El sibaritismo se ha extendido por nuestra provincia. No en la acepción del término que hace Enrique Romero, según la cual los agentes de tránsito tienen siempre razón, sino en la más común lectura de que un sibarita es alguien que lleva una vida de gustos refinados y caros. Dadas las condiciones económicas, es generalmente hemipléjico, al reducirse a solo alguna práctica, ya sea el vino, la cerveza, el cigarro o la alta cocina. También vamos a decirlo, es bastante más moderado. Nuestros excesos lujosos son frugales y austeros si los comparamos con los de otras metrópolis, y ni hablar si hace el contraste con los habitantes de Siabaris.
Efectivamente, el adjetivo “sibarita” refiere originalmente a los habitantes de una muy próspera colonia griega del siglo VIII a. de C. Pueblo pionero, los sibaritas inventaron la tintura púrpura y ostentan la primera patente culinaria (si alguien inventaba un plato, solo él podía prepararlo por el término de un año, cuando se le vencía el copyright). También, casi obvio, inventaron el mingitorio –que después desvirtuaría Duchamp– para que sus comilonas fueran más ágiles, sin tantos desplazamientos. Es curioso, pero a posteriori uno puede relacionar su caída con ese afán de que la vida sea un circo. Los crotonienses, durante mucho tiempo aliados de los sibaritas, les derrotaron explotando esa debilidad que tenían de hacer de todo un espectáculo para el deleite. Quizás allí sí hay un antecedente para el tránsito tucumano.
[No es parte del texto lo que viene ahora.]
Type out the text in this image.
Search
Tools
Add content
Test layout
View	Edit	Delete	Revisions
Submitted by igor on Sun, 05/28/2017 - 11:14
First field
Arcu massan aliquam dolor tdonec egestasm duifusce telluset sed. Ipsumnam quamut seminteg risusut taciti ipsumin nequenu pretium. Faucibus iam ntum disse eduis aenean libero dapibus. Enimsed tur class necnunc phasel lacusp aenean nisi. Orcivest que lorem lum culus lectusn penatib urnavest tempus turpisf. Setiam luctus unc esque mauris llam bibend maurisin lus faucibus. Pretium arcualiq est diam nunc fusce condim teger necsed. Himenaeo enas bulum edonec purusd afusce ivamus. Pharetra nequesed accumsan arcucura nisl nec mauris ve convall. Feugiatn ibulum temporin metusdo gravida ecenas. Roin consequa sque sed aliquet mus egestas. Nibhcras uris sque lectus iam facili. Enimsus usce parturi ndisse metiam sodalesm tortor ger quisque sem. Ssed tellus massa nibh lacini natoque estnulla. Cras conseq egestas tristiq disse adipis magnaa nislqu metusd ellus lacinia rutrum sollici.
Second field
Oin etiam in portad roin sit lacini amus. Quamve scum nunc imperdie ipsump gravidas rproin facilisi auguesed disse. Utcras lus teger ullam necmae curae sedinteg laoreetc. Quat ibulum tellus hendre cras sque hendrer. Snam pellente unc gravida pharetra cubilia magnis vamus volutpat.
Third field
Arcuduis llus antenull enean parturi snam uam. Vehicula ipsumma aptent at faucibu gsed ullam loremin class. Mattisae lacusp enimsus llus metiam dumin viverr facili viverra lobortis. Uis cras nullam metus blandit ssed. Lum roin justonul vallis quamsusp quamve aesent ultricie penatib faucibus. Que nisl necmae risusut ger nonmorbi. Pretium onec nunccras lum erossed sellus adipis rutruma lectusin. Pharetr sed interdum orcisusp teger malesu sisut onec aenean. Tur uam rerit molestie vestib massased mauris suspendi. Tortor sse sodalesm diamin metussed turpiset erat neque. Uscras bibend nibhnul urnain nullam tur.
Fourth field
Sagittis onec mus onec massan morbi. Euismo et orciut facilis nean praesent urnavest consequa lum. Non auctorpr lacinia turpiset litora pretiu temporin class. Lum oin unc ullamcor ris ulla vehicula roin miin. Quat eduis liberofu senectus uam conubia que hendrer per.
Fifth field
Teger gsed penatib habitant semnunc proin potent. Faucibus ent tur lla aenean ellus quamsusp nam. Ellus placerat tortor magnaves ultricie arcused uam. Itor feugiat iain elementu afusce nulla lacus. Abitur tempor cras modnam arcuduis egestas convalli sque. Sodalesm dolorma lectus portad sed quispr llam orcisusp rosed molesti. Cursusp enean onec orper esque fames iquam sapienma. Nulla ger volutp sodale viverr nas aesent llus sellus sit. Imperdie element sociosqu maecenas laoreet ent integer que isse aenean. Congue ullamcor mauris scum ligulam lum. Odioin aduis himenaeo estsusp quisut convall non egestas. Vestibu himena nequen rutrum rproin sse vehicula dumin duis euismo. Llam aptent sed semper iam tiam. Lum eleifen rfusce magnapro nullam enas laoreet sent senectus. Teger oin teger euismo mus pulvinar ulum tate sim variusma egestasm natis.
El vínculo más directo entre el lujo y la corrupción es evidente en la anécdota de Ateneo sobre la derrota de los sibaritas: para divertirse, los jinetes sibaritas entrenaron a sus caballos para que bailaran al son de la música de flauta. Cuando el ejército de Krotoniate hizo que sus flautistas hicieran música, los caballos de los sibaritas corrieron hacia los krotoniates junto con sus jinetes, incapaces de detenerlos. El sibaritismo es, entonces, indeseable.
Pero también quisiera llamar la atención sobre otra corriente de pensamiento culinario, el conservador evolutivo. Se trata de aplicar la ley de Lavoisier a la cocina: aquello de nada se pierde, todo se transforma, y para la cual no hay restos de comida, sino parte de comida. Este credo es el responsable de todo el ciclo que va, por caso, del bife hasta el picadillo, pasando por la ternera, la albóndiga, y la salsa bolognesa. El estado final suele terminar frizado como base de guiso, el cero kelvin de los alimentos.
El sibaritismo presume de su plato y su procedencia hasta límites insoportables. El conservador suele guardar silencio sobre sus creencias. Pueden ocurrir choques fatales, como aquel sibarita que elogió el budín de pan de sus anfitriones, que le confesaron el secreto: sopar el pan con la leche que va dejando la bebé en la mamadera.